First, will a marginal increase that tracks the cost of living result in automation? As the proponent of the argument, the writers have the burden. Neither cite a concrete example. Judge Gray opines there could be an automated machine to flip burgers. I don't doubt that's possible. But if a waitress can be replaced by an iPad, or if tax software will eliminate tax preparers, those changes and many others will occur over the next 20 years regardless.

Will a dollar or so increase in the minimum wage every few years result in large-scale automation? We know automation has reduced employment in the auto manufacturing and stevedoring [longshoremen] industries, but did increases in the minimum wage cause those shifts? Remember, this is an argument not about wage levels generally, but subsistence wages for the poor.

The economic studies, like so many politically charged investigations, tend to produce conclusions sought by the purveyors of the study. The Congressional Budget Office may have less skin in the game. The CBO in December 2014 presented a more balanced view. The 2013 proposed increase in minimum wage could cause a .3 percent decrease in employment. On the other hand, higher paid workers are more likely to work harder and are less likely to leave their employment. Turnover is costly; everyone involved in training the replacement worker becomes less efficient.

ThinkProgress.org argues that despite slight job loss, an economic net gain results when workers will have more money to spend. A $10.10 minimum wage would mean a direct raise for 16.7 million workers, according to the Economic Policy Institute. The Federal Reserve Bank of Chicago found that even when potential job losses are taken into account, an increase in the minimum wage to $9, as the president proposed in his 2013 State of the Union address, would increase household spending by $28 billion, or 0.2 percent of GDP. That extra spending stimulates the economy, which can lead to more job growth, which implies a "win-win" for employers and employees.

To use a characterization by Judge Gray, here's a hard reality that won't go away: Almost 17 million people in this country must work several jobs at minimum wage to survive in a state of near constant physical and emotional exhaustion. I don't doubt Judge Gray and Claassen care about people, but their "top down" view is out of touch with the intangible human costs that are seldom factored into the "economic efficiency" equation.

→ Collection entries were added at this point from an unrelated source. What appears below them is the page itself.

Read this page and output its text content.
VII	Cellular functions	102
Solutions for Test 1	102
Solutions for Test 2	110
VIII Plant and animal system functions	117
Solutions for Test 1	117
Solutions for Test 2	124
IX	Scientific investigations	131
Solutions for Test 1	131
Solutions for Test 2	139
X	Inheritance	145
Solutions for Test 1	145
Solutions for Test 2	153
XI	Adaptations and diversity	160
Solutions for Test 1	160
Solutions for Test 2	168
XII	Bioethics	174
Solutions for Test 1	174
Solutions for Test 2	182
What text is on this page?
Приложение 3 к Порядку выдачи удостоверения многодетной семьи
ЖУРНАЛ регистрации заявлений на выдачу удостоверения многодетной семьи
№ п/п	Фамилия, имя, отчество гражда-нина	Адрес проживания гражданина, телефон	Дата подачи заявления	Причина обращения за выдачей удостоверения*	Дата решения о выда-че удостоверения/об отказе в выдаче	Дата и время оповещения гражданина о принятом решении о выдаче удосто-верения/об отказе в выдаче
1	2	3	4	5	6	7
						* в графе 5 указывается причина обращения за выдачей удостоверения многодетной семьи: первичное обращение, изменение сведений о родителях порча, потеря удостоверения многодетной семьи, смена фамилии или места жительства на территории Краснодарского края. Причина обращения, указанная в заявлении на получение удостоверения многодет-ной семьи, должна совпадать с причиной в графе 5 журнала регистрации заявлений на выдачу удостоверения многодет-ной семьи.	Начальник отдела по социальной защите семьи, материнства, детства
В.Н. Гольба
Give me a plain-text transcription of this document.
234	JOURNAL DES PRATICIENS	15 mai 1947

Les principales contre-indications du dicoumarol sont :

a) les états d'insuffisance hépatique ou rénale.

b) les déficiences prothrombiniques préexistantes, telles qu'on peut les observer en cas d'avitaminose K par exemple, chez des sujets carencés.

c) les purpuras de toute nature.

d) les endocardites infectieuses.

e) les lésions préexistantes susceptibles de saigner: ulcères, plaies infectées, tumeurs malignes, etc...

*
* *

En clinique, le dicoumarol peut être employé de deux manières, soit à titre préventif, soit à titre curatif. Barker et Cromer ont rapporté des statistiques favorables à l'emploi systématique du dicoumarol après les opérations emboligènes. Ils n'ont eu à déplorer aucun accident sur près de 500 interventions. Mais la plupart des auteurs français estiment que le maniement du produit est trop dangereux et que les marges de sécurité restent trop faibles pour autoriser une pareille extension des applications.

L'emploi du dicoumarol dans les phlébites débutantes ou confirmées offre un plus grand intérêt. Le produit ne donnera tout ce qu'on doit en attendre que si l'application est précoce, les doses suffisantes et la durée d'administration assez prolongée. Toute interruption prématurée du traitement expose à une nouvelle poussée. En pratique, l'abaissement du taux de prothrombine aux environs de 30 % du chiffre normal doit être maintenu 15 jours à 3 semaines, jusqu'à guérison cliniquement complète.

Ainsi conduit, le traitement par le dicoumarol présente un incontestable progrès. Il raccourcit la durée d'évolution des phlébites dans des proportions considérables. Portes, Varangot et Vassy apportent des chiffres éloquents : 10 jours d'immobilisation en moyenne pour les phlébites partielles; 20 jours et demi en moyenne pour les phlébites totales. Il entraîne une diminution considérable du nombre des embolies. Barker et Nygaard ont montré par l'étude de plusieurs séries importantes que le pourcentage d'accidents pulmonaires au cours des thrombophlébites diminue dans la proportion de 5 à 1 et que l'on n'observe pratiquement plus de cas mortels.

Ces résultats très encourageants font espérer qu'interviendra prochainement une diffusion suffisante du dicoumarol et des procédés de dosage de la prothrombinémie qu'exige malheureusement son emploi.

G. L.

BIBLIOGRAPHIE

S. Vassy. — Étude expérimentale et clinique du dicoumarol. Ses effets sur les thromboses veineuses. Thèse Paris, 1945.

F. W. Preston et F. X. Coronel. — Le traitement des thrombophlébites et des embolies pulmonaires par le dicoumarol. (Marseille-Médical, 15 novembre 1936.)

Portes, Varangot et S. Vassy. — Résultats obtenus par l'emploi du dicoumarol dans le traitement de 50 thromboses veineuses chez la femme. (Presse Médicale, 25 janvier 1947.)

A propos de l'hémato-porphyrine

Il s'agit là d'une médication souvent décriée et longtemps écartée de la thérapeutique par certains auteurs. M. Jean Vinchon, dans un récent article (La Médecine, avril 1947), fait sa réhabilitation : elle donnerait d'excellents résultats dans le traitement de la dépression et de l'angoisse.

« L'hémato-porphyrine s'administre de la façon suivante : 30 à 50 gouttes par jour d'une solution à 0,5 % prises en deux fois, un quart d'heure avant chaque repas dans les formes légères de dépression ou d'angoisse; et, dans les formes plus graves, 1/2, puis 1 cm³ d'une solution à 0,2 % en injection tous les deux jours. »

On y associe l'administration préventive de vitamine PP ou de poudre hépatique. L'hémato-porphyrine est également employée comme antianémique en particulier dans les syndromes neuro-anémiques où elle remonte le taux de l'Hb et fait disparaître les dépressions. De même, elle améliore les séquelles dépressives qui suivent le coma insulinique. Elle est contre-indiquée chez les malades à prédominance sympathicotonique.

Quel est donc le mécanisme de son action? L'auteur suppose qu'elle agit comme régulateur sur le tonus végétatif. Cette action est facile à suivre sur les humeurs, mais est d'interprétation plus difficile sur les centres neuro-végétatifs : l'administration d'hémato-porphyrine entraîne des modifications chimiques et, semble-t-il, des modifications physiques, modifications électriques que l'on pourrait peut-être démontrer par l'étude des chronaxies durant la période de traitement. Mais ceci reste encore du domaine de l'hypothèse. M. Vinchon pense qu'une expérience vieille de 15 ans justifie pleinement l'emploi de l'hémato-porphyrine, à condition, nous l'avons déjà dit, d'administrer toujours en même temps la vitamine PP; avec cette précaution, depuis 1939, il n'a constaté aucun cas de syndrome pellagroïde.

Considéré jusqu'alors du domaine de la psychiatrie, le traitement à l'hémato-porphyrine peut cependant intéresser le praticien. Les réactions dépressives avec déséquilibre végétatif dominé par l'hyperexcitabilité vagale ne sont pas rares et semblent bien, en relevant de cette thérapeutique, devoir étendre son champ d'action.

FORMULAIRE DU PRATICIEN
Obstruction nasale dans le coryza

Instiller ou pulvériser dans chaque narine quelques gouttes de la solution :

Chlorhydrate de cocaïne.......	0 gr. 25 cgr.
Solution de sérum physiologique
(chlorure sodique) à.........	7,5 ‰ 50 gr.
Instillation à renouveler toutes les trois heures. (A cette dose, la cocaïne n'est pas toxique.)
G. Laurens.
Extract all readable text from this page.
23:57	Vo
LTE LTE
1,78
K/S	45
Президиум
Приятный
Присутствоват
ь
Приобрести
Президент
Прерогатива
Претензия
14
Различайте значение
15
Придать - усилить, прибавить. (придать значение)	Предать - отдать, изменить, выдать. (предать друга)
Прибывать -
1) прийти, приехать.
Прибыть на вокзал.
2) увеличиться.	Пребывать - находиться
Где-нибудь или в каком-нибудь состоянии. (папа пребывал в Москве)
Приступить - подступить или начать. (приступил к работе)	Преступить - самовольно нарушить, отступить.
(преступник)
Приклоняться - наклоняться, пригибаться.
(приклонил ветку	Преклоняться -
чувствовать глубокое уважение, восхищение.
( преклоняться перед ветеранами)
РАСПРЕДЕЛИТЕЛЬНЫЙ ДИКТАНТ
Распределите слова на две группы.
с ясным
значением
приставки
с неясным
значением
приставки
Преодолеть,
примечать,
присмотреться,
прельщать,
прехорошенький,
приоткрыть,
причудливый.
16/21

Judge Gray's and Claassen's arguments lack the statistical evidence of either correlation or causation between the proposed federal minimum wage increases and harm to business. Automation is driven by competition between labor and technology, and technology is on the winning side of that battle inevitably. In the meantime, the poor need to meet their basic needs. The best economic policy would be to prepare low-income workers to be world competitive by training them for the technological shifts ahead.